His Royal Highness, a fervent supporter of action on climate change, told the gathering of 1,800 political and business leaders from over 115 countries the deterioration of “nature’s capital reserves” like water and soils can cause direct impacts on food and energy security.
“The tragic conflict in Syria provides a terrifyingly graphic example, where a severe drought for the last seven years has decimated Syria’s rural economy, driving many farmers off their fields and into cities where, already, food was in short supply.” he said. “This depletion of natural capital, inexplicably, little reported in the media, was a significant contributor to the social tension that exploded with such desperate results.”
The Prince said financial institutions needed to treat “natural capital” with the same importance as financial capital for the strain on the planet’s natural resources to be eased.
“It is clear from the Koran, and indeed the Bible too, that humanity has a sacred responsibility for the stewardship of the Earth,” he said. “The time then has surely come for our financial institutions to recognise that the Earth is not a limitless resource that can be plundered at will, and to integrate that principle of stewardship into our financial structures.”

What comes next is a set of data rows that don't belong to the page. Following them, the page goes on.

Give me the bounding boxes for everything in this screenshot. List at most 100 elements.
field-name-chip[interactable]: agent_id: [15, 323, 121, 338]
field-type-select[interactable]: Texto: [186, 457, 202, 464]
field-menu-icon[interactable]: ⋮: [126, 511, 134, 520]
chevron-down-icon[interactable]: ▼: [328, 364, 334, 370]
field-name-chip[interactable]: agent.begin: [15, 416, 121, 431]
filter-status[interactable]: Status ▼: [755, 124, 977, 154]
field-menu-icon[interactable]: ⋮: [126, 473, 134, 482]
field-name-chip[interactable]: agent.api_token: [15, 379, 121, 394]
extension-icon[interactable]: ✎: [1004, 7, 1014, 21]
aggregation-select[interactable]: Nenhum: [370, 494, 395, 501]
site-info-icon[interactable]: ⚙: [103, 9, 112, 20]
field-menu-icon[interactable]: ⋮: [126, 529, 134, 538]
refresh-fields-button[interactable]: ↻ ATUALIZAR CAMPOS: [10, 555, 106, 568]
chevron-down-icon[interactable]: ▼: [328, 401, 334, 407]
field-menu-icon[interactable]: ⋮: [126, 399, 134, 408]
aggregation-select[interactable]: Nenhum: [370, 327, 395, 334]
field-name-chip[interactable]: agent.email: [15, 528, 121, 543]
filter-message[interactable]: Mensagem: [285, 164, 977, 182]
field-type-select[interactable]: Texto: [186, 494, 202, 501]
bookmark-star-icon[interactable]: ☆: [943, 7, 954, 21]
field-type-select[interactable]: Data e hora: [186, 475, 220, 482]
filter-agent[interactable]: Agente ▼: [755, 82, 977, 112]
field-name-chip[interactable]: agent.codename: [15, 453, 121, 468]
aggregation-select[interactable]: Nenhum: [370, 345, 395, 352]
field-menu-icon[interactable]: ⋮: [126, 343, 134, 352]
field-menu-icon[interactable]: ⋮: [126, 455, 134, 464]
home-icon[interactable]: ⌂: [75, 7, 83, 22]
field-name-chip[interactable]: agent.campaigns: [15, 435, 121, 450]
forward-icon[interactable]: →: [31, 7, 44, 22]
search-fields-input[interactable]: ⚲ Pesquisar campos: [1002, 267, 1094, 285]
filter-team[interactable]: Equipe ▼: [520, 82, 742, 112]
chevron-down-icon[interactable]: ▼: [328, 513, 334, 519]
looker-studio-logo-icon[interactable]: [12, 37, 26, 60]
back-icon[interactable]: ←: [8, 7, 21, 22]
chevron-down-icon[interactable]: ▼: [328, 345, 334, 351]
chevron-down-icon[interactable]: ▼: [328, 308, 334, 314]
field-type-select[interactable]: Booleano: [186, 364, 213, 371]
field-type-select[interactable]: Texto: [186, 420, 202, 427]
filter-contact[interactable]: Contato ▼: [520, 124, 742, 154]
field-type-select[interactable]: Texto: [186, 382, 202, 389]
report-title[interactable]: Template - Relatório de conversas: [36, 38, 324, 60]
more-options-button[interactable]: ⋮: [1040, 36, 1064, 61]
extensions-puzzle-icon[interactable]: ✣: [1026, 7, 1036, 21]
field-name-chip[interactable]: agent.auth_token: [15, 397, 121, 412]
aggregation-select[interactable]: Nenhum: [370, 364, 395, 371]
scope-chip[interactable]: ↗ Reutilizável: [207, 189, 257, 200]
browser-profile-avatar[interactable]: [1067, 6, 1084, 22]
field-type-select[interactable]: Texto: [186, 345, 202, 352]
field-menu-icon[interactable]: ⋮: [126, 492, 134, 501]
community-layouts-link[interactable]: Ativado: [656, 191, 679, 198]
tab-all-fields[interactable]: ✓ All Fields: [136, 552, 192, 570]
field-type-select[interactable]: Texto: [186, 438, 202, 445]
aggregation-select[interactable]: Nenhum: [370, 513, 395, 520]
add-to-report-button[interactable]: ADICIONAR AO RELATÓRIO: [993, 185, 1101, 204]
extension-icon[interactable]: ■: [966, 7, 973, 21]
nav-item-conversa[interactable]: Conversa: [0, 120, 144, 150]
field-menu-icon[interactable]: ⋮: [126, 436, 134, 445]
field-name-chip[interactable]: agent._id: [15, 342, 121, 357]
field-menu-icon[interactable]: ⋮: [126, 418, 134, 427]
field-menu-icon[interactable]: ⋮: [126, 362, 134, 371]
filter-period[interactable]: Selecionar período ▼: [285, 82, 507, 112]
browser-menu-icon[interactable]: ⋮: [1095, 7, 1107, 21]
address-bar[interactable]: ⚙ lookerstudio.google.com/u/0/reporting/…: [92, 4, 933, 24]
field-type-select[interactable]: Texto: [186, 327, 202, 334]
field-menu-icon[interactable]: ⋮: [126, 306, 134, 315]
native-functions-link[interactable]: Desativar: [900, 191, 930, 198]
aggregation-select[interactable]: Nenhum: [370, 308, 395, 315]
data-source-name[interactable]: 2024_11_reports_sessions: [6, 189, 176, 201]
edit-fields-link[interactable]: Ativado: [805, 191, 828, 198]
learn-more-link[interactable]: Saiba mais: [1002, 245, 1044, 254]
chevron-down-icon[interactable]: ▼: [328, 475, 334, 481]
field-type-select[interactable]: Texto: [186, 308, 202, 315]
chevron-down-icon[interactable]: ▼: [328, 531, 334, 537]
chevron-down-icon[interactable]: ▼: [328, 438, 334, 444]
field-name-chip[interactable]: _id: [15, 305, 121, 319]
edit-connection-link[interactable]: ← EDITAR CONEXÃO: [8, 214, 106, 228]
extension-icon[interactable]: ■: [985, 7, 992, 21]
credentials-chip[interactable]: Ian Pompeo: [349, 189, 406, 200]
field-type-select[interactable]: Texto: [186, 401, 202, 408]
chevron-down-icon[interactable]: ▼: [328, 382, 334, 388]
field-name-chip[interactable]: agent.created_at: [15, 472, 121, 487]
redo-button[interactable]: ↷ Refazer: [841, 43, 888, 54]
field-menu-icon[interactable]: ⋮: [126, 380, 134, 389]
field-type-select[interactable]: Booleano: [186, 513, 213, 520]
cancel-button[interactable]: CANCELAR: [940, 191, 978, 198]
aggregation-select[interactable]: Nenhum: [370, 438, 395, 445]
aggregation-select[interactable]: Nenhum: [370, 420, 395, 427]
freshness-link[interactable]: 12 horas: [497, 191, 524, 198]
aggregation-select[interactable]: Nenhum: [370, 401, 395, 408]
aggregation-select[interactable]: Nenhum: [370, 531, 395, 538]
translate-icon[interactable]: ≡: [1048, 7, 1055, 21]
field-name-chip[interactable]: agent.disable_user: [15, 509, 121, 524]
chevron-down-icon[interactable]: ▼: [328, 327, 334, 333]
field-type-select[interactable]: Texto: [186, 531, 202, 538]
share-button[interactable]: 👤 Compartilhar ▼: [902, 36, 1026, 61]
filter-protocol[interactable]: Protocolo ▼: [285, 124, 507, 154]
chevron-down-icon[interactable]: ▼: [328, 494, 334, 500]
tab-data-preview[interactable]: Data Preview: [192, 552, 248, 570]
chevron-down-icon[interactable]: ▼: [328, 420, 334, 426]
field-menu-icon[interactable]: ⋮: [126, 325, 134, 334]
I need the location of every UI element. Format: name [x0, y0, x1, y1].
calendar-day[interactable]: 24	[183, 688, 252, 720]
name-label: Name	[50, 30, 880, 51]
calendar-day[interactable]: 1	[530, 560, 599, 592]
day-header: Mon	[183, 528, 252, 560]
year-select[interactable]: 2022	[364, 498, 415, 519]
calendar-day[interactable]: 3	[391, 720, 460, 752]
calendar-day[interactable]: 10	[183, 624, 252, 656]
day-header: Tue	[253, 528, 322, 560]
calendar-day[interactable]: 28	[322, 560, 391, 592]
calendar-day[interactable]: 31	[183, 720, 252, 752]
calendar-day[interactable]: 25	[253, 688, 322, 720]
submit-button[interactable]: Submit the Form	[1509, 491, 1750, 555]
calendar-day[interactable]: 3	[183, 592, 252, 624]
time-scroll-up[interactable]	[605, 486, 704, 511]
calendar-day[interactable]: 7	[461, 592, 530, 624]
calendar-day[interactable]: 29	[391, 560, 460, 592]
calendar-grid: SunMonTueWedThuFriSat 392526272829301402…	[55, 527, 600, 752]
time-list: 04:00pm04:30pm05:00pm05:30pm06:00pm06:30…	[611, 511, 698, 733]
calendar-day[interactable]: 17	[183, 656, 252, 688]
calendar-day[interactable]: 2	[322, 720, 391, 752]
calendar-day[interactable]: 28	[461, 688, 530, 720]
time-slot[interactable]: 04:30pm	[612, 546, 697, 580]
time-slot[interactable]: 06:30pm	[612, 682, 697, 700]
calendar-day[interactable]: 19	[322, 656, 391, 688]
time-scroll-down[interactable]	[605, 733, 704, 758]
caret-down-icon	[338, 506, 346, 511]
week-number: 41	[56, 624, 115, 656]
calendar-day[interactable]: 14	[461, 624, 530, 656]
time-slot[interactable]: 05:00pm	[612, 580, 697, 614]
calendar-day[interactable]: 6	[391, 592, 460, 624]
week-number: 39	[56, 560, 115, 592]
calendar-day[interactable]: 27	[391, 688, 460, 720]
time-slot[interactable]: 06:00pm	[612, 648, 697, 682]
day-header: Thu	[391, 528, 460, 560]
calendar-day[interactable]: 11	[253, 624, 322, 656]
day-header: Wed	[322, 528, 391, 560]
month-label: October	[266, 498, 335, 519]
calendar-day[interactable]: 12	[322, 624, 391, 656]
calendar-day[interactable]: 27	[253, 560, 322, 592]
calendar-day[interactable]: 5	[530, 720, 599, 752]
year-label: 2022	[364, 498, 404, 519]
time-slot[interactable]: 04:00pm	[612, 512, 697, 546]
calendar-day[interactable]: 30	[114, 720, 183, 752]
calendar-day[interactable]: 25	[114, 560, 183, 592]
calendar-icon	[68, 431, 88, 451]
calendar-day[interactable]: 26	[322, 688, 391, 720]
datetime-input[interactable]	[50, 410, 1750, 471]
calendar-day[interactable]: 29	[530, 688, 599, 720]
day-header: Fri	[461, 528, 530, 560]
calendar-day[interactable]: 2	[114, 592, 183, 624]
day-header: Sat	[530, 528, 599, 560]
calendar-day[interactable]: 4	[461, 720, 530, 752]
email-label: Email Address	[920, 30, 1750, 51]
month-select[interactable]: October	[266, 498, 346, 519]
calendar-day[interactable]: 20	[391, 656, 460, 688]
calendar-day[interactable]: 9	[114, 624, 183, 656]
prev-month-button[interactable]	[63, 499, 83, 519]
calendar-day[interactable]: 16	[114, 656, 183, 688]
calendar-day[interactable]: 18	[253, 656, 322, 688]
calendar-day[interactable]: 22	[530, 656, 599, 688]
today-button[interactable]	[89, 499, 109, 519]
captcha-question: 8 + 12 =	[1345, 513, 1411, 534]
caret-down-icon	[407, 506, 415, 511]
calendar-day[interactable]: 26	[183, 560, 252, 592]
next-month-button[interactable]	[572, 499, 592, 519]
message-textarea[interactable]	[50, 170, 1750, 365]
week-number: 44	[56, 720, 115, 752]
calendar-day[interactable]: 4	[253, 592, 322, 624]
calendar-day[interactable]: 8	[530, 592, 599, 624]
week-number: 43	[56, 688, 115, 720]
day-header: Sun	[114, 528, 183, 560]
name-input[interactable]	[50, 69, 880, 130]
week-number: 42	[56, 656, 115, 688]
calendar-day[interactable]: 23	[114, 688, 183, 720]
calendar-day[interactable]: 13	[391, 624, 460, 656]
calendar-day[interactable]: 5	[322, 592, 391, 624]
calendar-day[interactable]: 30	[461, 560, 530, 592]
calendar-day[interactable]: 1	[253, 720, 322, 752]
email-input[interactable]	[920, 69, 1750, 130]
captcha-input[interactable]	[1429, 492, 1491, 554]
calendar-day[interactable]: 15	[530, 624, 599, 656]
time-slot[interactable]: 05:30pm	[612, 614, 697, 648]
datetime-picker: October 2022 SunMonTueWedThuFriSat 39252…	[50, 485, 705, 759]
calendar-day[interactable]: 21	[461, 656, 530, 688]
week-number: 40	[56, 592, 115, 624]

He said Islamic banking, or alternative banking, could provide the answers where conventional “banking could not, given Islam’s emphasis on the moral economy”.
The Prince said there was a welcome emphasis in Islamic finance that wider ethical and moral codes could not be separated from business.
“We each have a scared duty of care towards the Earth,” The Prince said. “It calls upon us to shoulder this work together.”
The event, which lasts for two days, is being held outside a Muslim country for the first time.
Several major Islamic world leaders are attending, including King Abdullah of Jordan, the Sultan of Brunei and Afghan President Hamid Karzai.
The Prince met delegates before taking to the lectern and while much of the discussion was on congratulating The Prince on the arrival of his grandson Prince George, it primarily focused on the desire to forge business links in the UK.
Maybank Islamic Chairman Dato’Seri Ismail Shahudin, who chairs Malaysia’s biggest bank, said he had met The Prince before and had always appreciated his desire for business to look out for those less fortunate.
“One of the things that struck me was his passion for helping the youth,” he said. “One of the things that is typical of Islamic banking is to help others and not just profit from it.”
Guest speaker and prominent Egyptian architect Abdel-Wahed El-Wakil said the importance of holding the forum in London could not be understated.